Further, because of the specifics of its technology, digital photography makes us lose the past rather than accurately preserve it. Jayne West, in her article published by BBC News, explains that the loss of the past relates to the loss of sequence of images which capture the reality leading up to any of the images which will be used in a publication (Bagri 2011). Shooting of traditional stills, photographers have to shoot numerous rolls of film, so that there a series of images taken before new events happen. When digital photography is at work, the photographer shoots in the same way. Yet, restricted by the storage issues on his or her camera, the photographer later deletes some images as he or she has to go along. So, the overall collection of important material, which may be more interesting in some time rather than at the moment of the events, gets lost at that very stage. Hence, a possible alternative viewpoint on the events may get lost because of limitations of the digital camera.

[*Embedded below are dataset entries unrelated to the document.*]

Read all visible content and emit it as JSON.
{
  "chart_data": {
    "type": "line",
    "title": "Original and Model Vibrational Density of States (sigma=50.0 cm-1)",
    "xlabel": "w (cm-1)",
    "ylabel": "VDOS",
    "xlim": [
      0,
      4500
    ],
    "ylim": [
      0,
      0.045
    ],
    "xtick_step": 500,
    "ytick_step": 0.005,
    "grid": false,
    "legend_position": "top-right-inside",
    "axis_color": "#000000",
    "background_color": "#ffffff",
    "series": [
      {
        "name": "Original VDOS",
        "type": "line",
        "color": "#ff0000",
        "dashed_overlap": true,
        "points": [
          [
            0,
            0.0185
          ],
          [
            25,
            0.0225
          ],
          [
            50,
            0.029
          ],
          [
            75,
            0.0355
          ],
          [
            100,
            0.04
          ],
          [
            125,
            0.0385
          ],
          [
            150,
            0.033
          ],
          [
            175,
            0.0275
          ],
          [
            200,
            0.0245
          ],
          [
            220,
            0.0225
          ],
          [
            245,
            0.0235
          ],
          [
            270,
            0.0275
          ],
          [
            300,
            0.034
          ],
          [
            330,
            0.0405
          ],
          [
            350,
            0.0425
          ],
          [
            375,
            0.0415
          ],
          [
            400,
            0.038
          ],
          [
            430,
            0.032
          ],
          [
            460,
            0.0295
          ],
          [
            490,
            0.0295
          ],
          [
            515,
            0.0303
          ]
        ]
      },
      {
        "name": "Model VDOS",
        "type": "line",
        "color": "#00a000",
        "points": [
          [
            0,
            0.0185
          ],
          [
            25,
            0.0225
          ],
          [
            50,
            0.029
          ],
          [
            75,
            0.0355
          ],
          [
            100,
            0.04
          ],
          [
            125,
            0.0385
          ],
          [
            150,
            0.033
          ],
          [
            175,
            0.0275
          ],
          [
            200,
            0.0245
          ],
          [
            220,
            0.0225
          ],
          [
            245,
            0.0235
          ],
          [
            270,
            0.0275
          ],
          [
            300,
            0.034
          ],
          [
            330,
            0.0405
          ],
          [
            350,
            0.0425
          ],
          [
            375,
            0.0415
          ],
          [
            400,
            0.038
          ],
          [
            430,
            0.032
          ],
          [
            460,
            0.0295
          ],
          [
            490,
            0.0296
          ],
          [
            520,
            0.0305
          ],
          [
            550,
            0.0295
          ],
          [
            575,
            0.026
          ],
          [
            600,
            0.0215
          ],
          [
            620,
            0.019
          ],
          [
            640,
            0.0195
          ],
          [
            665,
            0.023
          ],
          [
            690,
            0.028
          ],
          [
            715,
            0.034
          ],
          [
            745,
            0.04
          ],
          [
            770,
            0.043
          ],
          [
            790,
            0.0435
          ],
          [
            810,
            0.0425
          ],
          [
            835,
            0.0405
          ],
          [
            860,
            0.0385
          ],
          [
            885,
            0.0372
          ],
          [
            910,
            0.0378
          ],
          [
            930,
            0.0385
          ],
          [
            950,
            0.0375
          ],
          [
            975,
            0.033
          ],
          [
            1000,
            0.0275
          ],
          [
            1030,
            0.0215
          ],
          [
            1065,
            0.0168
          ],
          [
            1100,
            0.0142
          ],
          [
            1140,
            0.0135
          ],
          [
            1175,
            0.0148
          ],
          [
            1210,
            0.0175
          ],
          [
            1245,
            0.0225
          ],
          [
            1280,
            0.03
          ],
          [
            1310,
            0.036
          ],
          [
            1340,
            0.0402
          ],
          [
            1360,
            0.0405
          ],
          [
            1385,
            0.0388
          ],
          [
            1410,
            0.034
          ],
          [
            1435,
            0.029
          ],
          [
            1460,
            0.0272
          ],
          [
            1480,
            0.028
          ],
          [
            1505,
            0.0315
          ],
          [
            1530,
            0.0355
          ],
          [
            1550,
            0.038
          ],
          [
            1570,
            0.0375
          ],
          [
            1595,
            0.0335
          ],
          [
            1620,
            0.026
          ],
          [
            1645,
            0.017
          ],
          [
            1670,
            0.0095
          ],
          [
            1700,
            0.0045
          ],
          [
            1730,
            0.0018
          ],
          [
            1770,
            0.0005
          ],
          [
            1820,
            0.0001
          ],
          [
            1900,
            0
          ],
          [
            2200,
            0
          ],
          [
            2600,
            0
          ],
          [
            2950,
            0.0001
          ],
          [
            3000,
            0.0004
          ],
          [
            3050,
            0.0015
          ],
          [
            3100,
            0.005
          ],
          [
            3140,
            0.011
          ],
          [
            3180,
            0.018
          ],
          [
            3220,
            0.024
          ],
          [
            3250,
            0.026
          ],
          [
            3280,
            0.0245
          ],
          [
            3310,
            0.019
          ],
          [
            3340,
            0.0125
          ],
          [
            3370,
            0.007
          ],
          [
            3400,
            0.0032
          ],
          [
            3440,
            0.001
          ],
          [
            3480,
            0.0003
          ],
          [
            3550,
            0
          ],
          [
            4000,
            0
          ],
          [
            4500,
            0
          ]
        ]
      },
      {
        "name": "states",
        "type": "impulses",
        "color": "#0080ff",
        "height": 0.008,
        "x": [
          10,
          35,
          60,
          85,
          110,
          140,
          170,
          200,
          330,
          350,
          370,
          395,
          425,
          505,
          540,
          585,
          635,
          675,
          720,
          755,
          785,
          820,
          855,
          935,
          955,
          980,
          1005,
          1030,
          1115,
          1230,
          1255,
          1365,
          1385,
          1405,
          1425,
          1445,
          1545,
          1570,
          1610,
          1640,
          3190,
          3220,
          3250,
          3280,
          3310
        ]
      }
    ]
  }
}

Overall, it is true that in today’s world that time and objective reality has stopped to be embalmed through photography with the spread of digital photography. Photography has become more of an art and has lost its relation to truth as well as its realism. Digital devices capture the reality in a different way and expose it to numerous artificial effects, so it would be reasonable to say that in the modern world the photography has lost its role as an objective means of capturing the reality.
- Bagri, P 2011, Digital fortress, viewed 1 Feb. 2014, http://digitalfortresshs.blogspot.com/2011/01/impact-of-digital-camera-on-society.html
- Bazin, A 1967, The ontology of the photographic image’ in Andre Bazin, Hugh Gray (trans), What is cinema?, vol. 1, London: University of California Press Ltd, pp. 9-16.
- Benson, P 2013, The ontology of photography: From analogue to digital, viewed 1 Feb. 2014,
- Giralt, G 2010, Realism and realistic representation in the Digital Age. Journal of Film and Video, vol. 62, no. 3, pp. 3-16.